Für mich ist inzwischen ganz klar, dass viele der Grundannahmen, die im Umgang mit Kindern noch immer fest in unseren Köpfen verankert sind, mehr Schaden als Nutzen nach sich ziehen. Aus meiner Sicht sind Kinder von Natur aus hoch kooperativ, wollen sich in ihre Familie und jede andere Gemeinschaft, der sie angehören, einbringen, ihren Teil zum Gelingen beitragen und nützlich sein. Wie schnell fangen wir Erwachsene an, ihnen das abzugewöhnen, weil es schneller geht, wenn wir es selber machen, weil wir mehr Erfahrung haben, weil wir es besser können, weil etwas kaputt gehen könnte, wenn das Kind unvorsichtig ist. Wie selten beziehen wir die Kinder wirklich auf Augenhöhe mit ein und bitten um ihre Unterstützung oder gar Meinung. Wie häufig glauben wir als Eltern, Erzieher und Lehrer zu wissen, was für dieses Kind das Beste ist, ohne mit dem betroffenen Kind überhaupt gesprochen zu haben und ohne seine Situation auch nur im Ansatz zu verstehen. Nur weil wir älter und erfahrener sind, heißt das nicht, dass wir es besser wissen, wir haben nur mehr Überblick. Und den sollten wir nutzen, um unsere Kinder liebevoll zu begleiten, wenn sie ihre eigenen Erfahrungen im Leben machen und für sich herausfinden, wer sie sind und welchen Weg sie einschlagen wollen. Sie werden so oder so versuchen, es uns recht zu machen, denn alle Kinder lieben ihre Eltern und sind ihnen gegenüber sehr loyal. Unseren Kindern vertrauensvoll den Rücken zu stärken und ihnen hilfsbereit auch dann zur Seite zu stehen, wenn wir es natürlich besser wussten, ist eine wichtige Aufgabe von uns Eltern. Unser Vertrauen in unsere Kinder macht sie stark. Und wenn wir sie sein lassen, wer immer sie sein wollen, dann können sie sich frei entfalten.
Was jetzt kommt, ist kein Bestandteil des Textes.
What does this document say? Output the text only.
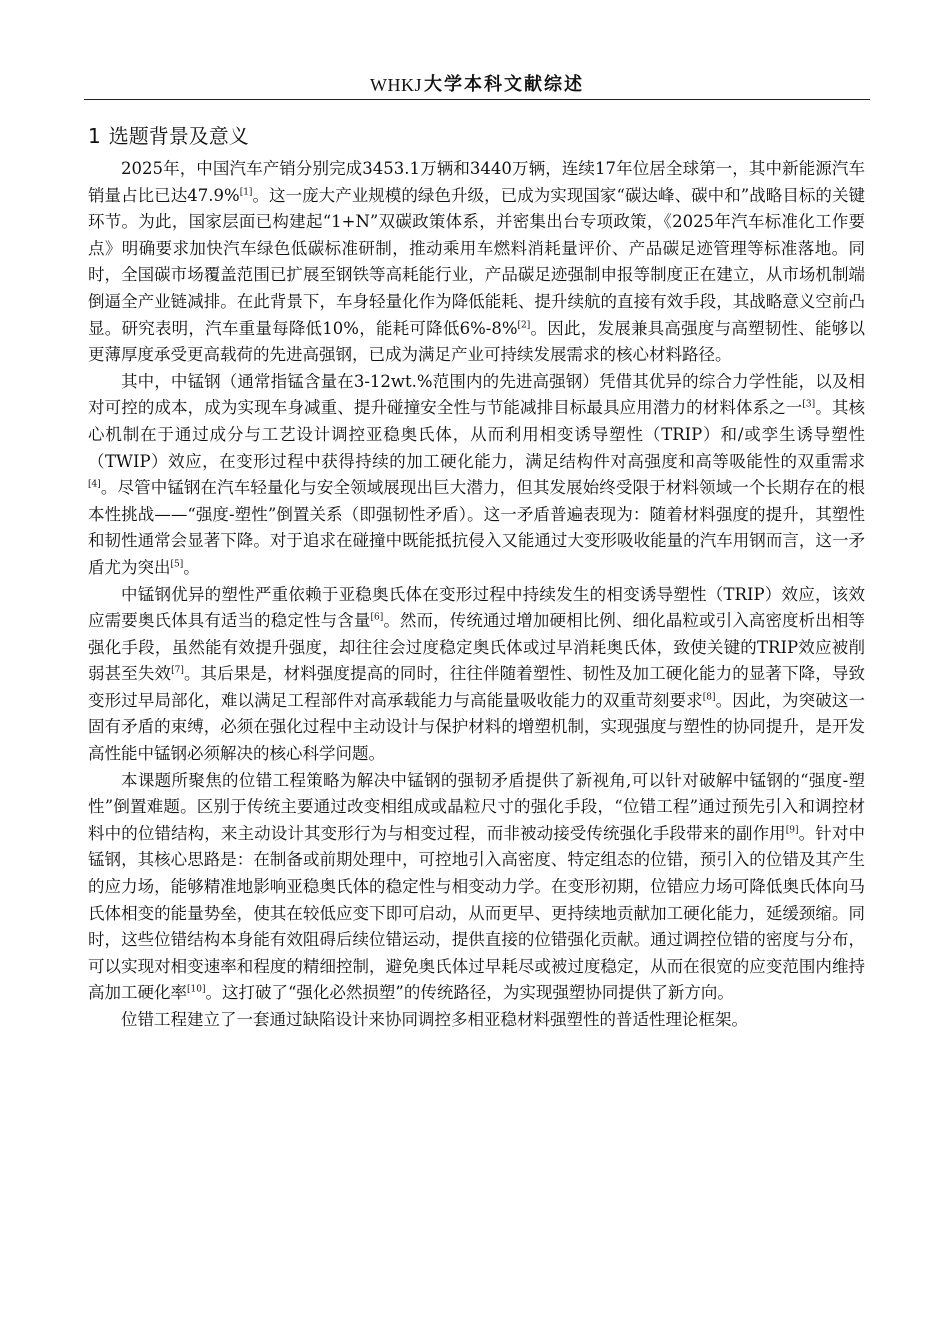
WHKJ 大学本科文献综述
1 选题背景及意义

2025年，中国汽车产销分别完成3453.1万辆和3440万辆，连续17年位居全球第一，其中新能源汽车销量占比已达47.9%[1]。这一庞大产业规模的绿色升级，已成为实现国家“碳达峰、碳中和”战略目标的关键环节。为此，国家层面已构建起“1+N”双碳政策体系，并密集出台专项政策，《2025年汽车标准化工作要点》明确要求加快汽车绿色低碳标准研制，推动乘用车燃料消耗量评价、产品碳足迹管理等标准落地。同时，全国碳市场覆盖范围已扩展至钢铁等高耗能行业，产品碳足迹强制申报等制度正在建立，从市场机制端倒逼全产业链减排。在此背景下，车身轻量化作为降低能耗、提升续航的直接有效手段，其战略意义空前凸显。研究表明，汽车重量每降低10%，能耗可降低6%-8%[2]。因此，发展兼具高强度与高塑韧性、能够以更薄厚度承受更高载荷的先进高强钢，已成为满足产业可持续发展需求的核心材料路径。

其中，中锰钢（通常指锰含量在3-12wt.%范围内的先进高强钢）凭借其优异的综合力学性能，以及相对可控的成本，成为实现车身减重、提升碰撞安全性与节能减排目标最具应用潜力的材料体系之一[3]。其核心机制在于通过成分与工艺设计调控亚稳奥氏体，从而利用相变诱导塑性（TRIP）和/或孪生诱导塑性（TWIP）效应，在变形过程中获得持续的加工硬化能力，满足结构件对高强度和高等吸能性的双重需求[4]。尽管中锰钢在汽车轻量化与安全领域展现出巨大潜力，但其发展始终受限于材料领域一个长期存在的根本性挑战——“强度-塑性”倒置关系（即强韧性矛盾）。这一矛盾普遍表现为：随着材料强度的提升，其塑性和韧性通常会显著下降。对于追求在碰撞中既能抵抗侵入又能通过大变形吸收能量的汽车用钢而言，这一矛盾尤为突出[5]。

中锰钢优异的塑性严重依赖于亚稳奥氏体在变形过程中持续发生的相变诱导塑性（TRIP）效应，该效应需要奥氏体具有适当的稳定性与含量[6]。然而，传统通过增加硬相比例、细化晶粒或引入高密度析出相等强化手段，虽然能有效提升强度，却往往会过度稳定奥氏体或过早消耗奥氏体，致使关键的TRIP效应被削弱甚至失效[7]。其后果是，材料强度提高的同时，往往伴随着塑性、韧性及加工硬化能力的显著下降，导致变形过早局部化，难以满足工程部件对高承载能力与高能量吸收能力的双重苛刻要求[8]。因此，为突破这一固有矛盾的束缚，必须在强化过程中主动设计与保护材料的增塑机制，实现强度与塑性的协同提升，是开发高性能中锰钢必须解决的核心科学问题。

本课题所聚焦的位错工程策略为解决中锰钢的强韧矛盾提供了新视角,可以针对破解中锰钢的“强度-塑性”倒置难题。区别于传统主要通过改变相组成或晶粒尺寸的强化手段，“位错工程”通过预先引入和调控材料中的位错结构，来主动设计其变形行为与相变过程，而非被动接受传统强化手段带来的副作用[9]。针对中锰钢，其核心思路是：在制备或前期处理中，可控地引入高密度、特定组态的位错，预引入的位错及其产生的应力场，能够精准地影响亚稳奥氏体的稳定性与相变动力学。在变形初期，位错应力场可降低奥氏体向马氏体相变的能量势垒，使其在较低应变下即可启动，从而更早、更持续地贡献加工硬化能力，延缓颈缩。同时，这些位错结构本身能有效阻碍后续位错运动，提供直接的位错强化贡献。通过调控位错的密度与分布，可以实现对相变速率和程度的精细控制，避免奥氏体过早耗尽或被过度稳定，从而在很宽的应变范围内维持高加工硬化率[10]。这打破了“强化必然损塑”的传统路径，为实现强塑协同提供了新方向。

位错工程建立了一套通过缺陷设计来协同调控多相亚稳材料强塑性的普适性理论框架。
9:15 Uhr, immer noch Ruhe. Ich muss mich gerade wieder einmal frei machen von Selbstvorwürfen, denn natürlich wäre es für meine Kinder vermutlich leichter gewesen, hätte ich schon vor 16 Jahren so über Kinder und Erziehung gedacht. Vielleicht wäre dann auch ihre schulische Situation nicht so schwierig geworden, weil ich ihnen von Anfang an mehr Vertrauen entgegengebracht hätte. Aber genau anders herum wir wohl ein Schuh draus. Ohne meine Kinder und all die massiven Hindernisse, auf die ich gemeinsam mit ihnen in den letzten Jahren gestoßen bin, wäre ich wohl heute nicht die, die ich bin. Meine Kinder haben meine Welt verändert, innerlich wie äußerlich. Und so traue ich ihnen und uns zu, dass wir den eingeschlagenen Weg gemeinsam gut weitergehen und sie, vorerst noch mit uns Eltern gemeinsam, gute Lösungen für ihr Leben finden werden.
In der Zwischenzeit halte ich durch, kümmere mich um mich und meine Familie, damit wir aushalten und verändern können, was uns im Alltag begegnet und genieße die Ruhe an diesen Tagen, die einfach mal „rund laufen“.